Christopher D. Harvey
Neural circuit dynamics for decision-making
The goal of our research is to understand how decision-making and working memory behaviors are implemented by neuronal circuits in the mammalian cortex.
In many daily behaviors, we use sensory information from our surroundings to choose between multiple alternatives and to guide our future actions. For example, when walking along a street, we use visual landmarks to decide and plan whether to turn right or left at an upcoming intersection to reach our goal location. Our laboratory is interested in the microcircuit and cellular mechanisms of how sensory evidence is used to guide behaviors through perceptual decision computations in mouse cortical circuits. We focus on the posterior parietal cortex (PPC), which is at the interface of sensation and action and is thought to be important for decision-related processes.
Our current research involves a variety of approaches toward developing a mechanistic and biophysical understanding of PPC function in mice during decision and working memory tasks, including: 1. Experiments to identify the principles of the activity dynamics in neuronal populations to understand how computations in the microcircuit are performed; 2. Studies to measure and manipulate the functions of specific classes of cells, including genetically- and anatomically-defined classes, to examine the roles of different components in the circuit; and, 3. Experiments identifying the relationship between the synaptic connectivity and activity patterns of neurons to understand how components in the circuit are linked, both within the PPC and with other brain areas.

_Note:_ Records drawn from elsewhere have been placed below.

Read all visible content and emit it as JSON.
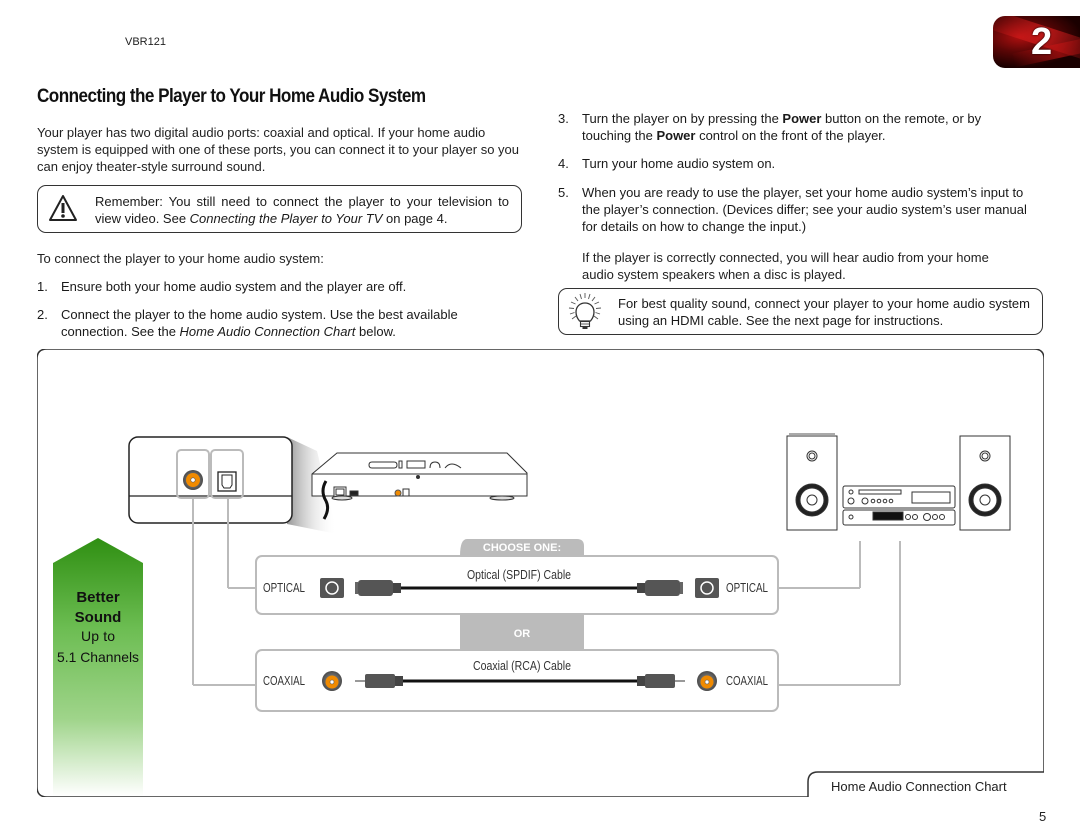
{
  "header": {
    "model": "VBR121",
    "chapter_number": "2"
  },
  "page_title": "Connecting the Player to Your Home Audio System",
  "intro": "Your player has two digital audio ports: coaxial and optical. If your home audio system is equipped with one of these ports, you can connect it to your player so you can enjoy theater-style surround sound.",
  "warning": {
    "icon": "warning-triangle-icon",
    "text_before": "Remember: You still need to connect the player to your television to view video. See ",
    "link_text": "Connecting the Player to Your TV",
    "text_after": " on page 4."
  },
  "list_intro": "To connect the player to your home audio system:",
  "steps": [
    {
      "num": "1.",
      "text": "Ensure both your home audio system and the player are off."
    },
    {
      "num": "2.",
      "text_before": "Connect the player to the home audio system. Use the best available connection. See the ",
      "ref": "Home Audio Connection Chart",
      "text_after": " below."
    },
    {
      "num": "3.",
      "text_a": "Turn the player on by pressing the ",
      "bold_a": "Power",
      "text_b": " button on the remote, or by touching the ",
      "bold_b": "Power",
      "text_c": " control on the front of the player."
    },
    {
      "num": "4.",
      "text": "Turn your home audio system on."
    },
    {
      "num": "5.",
      "text": "When you are ready to use the player, set your home audio system’s input to the player’s connection. (Devices differ; see your audio system’s user manual for details on how to change the input.)"
    }
  ],
  "result_text": "If the player is correctly connected, you will hear audio from your home audio system speakers when a disc is played.",
  "tip": {
    "icon": "lightbulb-icon",
    "text": "For best quality sound, connect your player to your home audio system using an HDMI cable. See the next page for instructions."
  },
  "chart": {
    "caption": "Home Audio Connection Chart",
    "quality_arrow": {
      "line1": "Better",
      "line2": "Sound",
      "line3": "Up to",
      "line4": "5.1 Channels",
      "color": "#3a9a1e"
    },
    "choose_label": "CHOOSE ONE:",
    "or_label": "OR",
    "options": [
      {
        "port_left": "OPTICAL",
        "cable": "Optical (SPDIF) Cable",
        "port_right": "OPTICAL"
      },
      {
        "port_left": "COAXIAL",
        "cable": "Coaxial (RCA) Cable",
        "port_right": "COAXIAL"
      }
    ],
    "accent_orange": "#f08a00"
  },
  "page_number": "5"
}
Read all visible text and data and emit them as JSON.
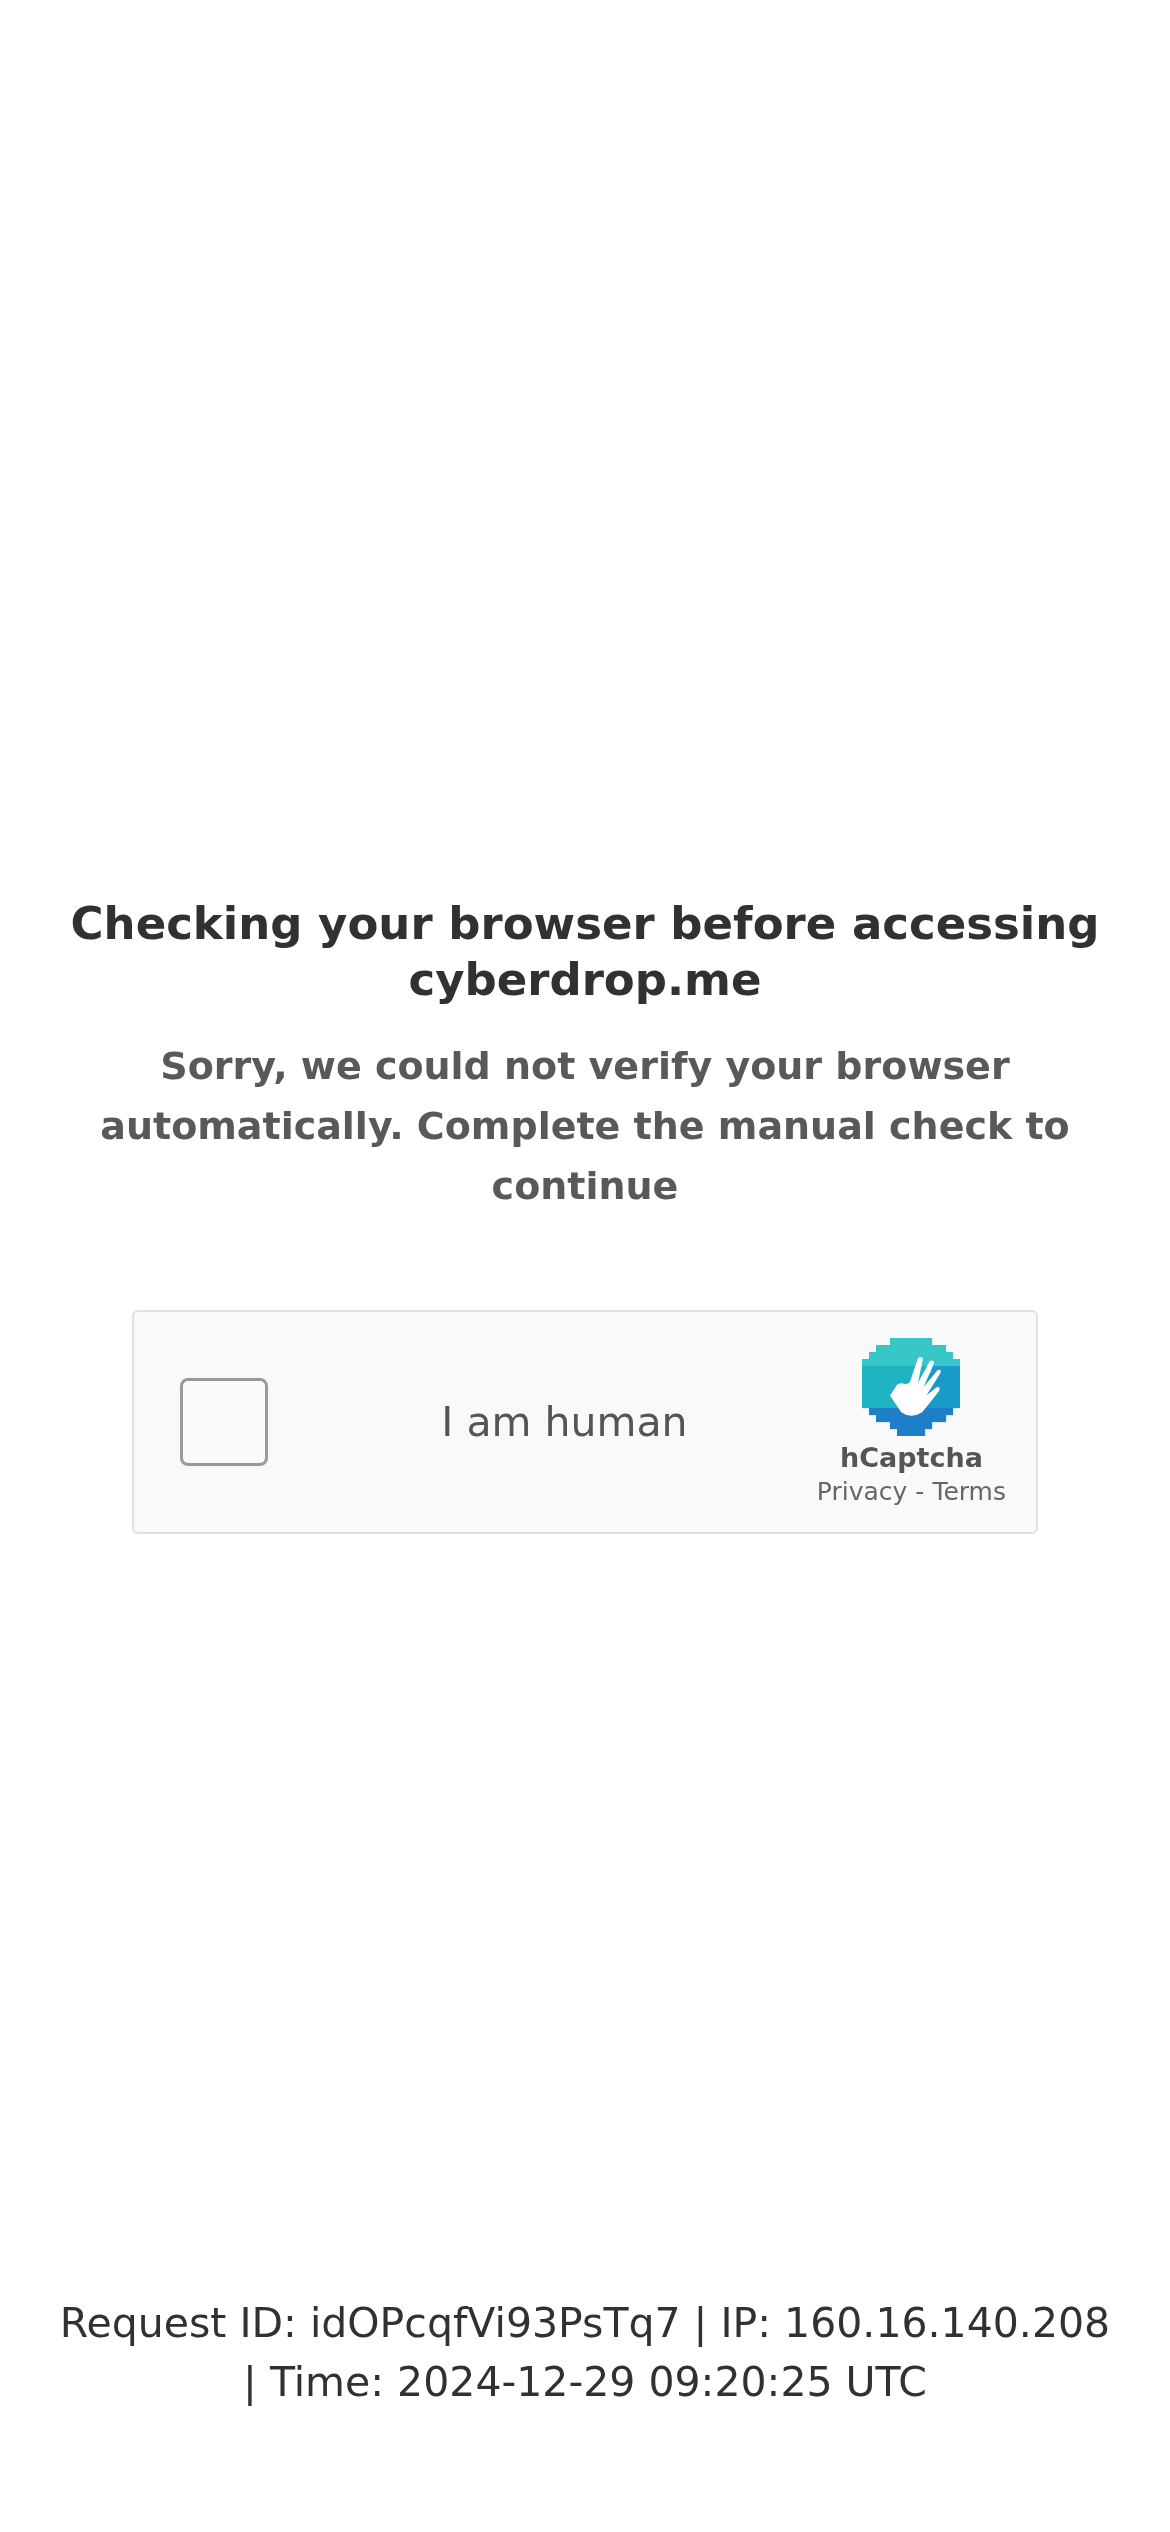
{
  "heading": "Checking your browser before accessing cyberdrop.me",
  "message": "Sorry, we could not verify your browser automatically. Complete the manual check to continue",
  "captcha": {
    "label": "I am human",
    "checked": false,
    "brand": "hCaptcha",
    "links": [
      "Privacy",
      "Terms"
    ],
    "separator": "-"
  },
  "footer": "Request ID: idOPcqfVi93PsTq7 | IP: 160.16.140.208 | Time: 2024-12-29 09:20:25 UTC"
}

Experiments in our laboratory are centered around a recently developed virtual reality system in which mice can navigate through visual virtual environments. This system allows us to train mice to perform perceptual decision-making tasks and to probe circuit function during these tasks using a wide range of optical, electrophysiological, genetic, and anatomical methods. For example, in behaving mice, we use two-photon imaging of genetically-encoded indicators to monitor dynamics in neuronal populations and whole-cell patch-clamp recordings to measure the synaptic and cellular function of individual neurons. In addition, we have a continuing interest in developing new approaches to record neuronal activity in behaving mice and in expanding the set of decision-making behavioral paradigms for mice.